Sam told me that when she came to work for him, she refused to call him Sam. “Mr. Davenport” this and “Mr. Davenport” that. Almost drove him crazy until she finally agreed to call him Samuel. For some reason, that bothered me, although I couldn’t figure out why.

  “Rachel,” she says, looking at the carpet. “This is a surprise.”

  “Jonah won the spring egg hunt at the school and wanted to bring Sam his winnings.”

  “I got ten eggs for Daddy that are his favorite,” Jonah says proudly.

  Greta bends down to smile at Jonah. “Let me guess. Peanut butter.”

  “Yeah!” Jonah exclaims. “How did you know?”

  “I’m his assistant,” she says. “I know everything there is to know about your daddy.”

  She is talking to Jonah on his level and being effusive in a manner that five-year-olds respond to, but something about the way she says that—I know everything there is to know about your daddy—rubs me the wrong way. She stands and winks at me.

  “Obviously not everything,” she whispers.

  Somewhat mollified, I follow Jonah to Sam’s office. Greta falls in step beside me.

  “He is so adorable,” she says, giving Jonah an adoring look.

  I nod in agreement. “He is.” I smell vanilla and peaches on her. “Is that Chanel? Coco?”

  Greta blushes. “It is.
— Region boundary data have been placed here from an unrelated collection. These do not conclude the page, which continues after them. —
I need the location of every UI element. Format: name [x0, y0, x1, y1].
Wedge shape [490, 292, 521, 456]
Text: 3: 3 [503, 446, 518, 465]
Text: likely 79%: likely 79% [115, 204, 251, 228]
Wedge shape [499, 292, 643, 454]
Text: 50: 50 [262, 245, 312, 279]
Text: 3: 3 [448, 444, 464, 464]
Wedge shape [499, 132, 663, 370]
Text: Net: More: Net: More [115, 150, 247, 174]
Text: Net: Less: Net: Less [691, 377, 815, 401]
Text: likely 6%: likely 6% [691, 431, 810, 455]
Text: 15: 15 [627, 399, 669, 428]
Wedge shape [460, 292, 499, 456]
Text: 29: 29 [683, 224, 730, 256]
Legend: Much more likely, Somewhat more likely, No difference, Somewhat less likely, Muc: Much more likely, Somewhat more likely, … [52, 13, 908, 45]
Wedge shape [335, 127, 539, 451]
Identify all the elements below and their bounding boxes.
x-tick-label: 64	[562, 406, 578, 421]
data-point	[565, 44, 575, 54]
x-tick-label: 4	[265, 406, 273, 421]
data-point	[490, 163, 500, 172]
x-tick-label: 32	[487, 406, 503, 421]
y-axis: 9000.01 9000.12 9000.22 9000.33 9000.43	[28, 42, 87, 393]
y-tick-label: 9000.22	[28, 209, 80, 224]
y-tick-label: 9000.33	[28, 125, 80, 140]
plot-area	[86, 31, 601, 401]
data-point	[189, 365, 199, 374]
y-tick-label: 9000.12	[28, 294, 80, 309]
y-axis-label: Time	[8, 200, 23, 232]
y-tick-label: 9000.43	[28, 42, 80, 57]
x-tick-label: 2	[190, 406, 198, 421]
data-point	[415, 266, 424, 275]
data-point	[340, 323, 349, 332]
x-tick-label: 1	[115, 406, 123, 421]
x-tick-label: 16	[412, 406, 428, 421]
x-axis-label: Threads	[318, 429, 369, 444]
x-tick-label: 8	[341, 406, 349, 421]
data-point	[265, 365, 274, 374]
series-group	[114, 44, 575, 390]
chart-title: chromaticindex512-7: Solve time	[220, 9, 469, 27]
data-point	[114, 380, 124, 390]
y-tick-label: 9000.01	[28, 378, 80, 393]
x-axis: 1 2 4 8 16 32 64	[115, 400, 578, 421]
You’re good.”

  “It’s lovely,” I tell her.

  “Thank you.”

  “Daddy, Daddy, Daddy!” Jonah shouts. He runs into Sam’s office and rushes to him. Sam stands behind his desk and glances over at me. I know it’s crazy, but I can’t help but think Sam looks alarmed, as if he’s been caught at something. A fraction of a second later, the look of alarm is replaced by an expression of sheer joy as he wraps his arms around his son and lifts him into the air.

  I stand at the office door and gaze at them, my two men. I glance back at Greta. She watches them intently, but when she feels my gaze upon her, she immediately looks away, takes her seat at her desk, and busies herself with some paperwork.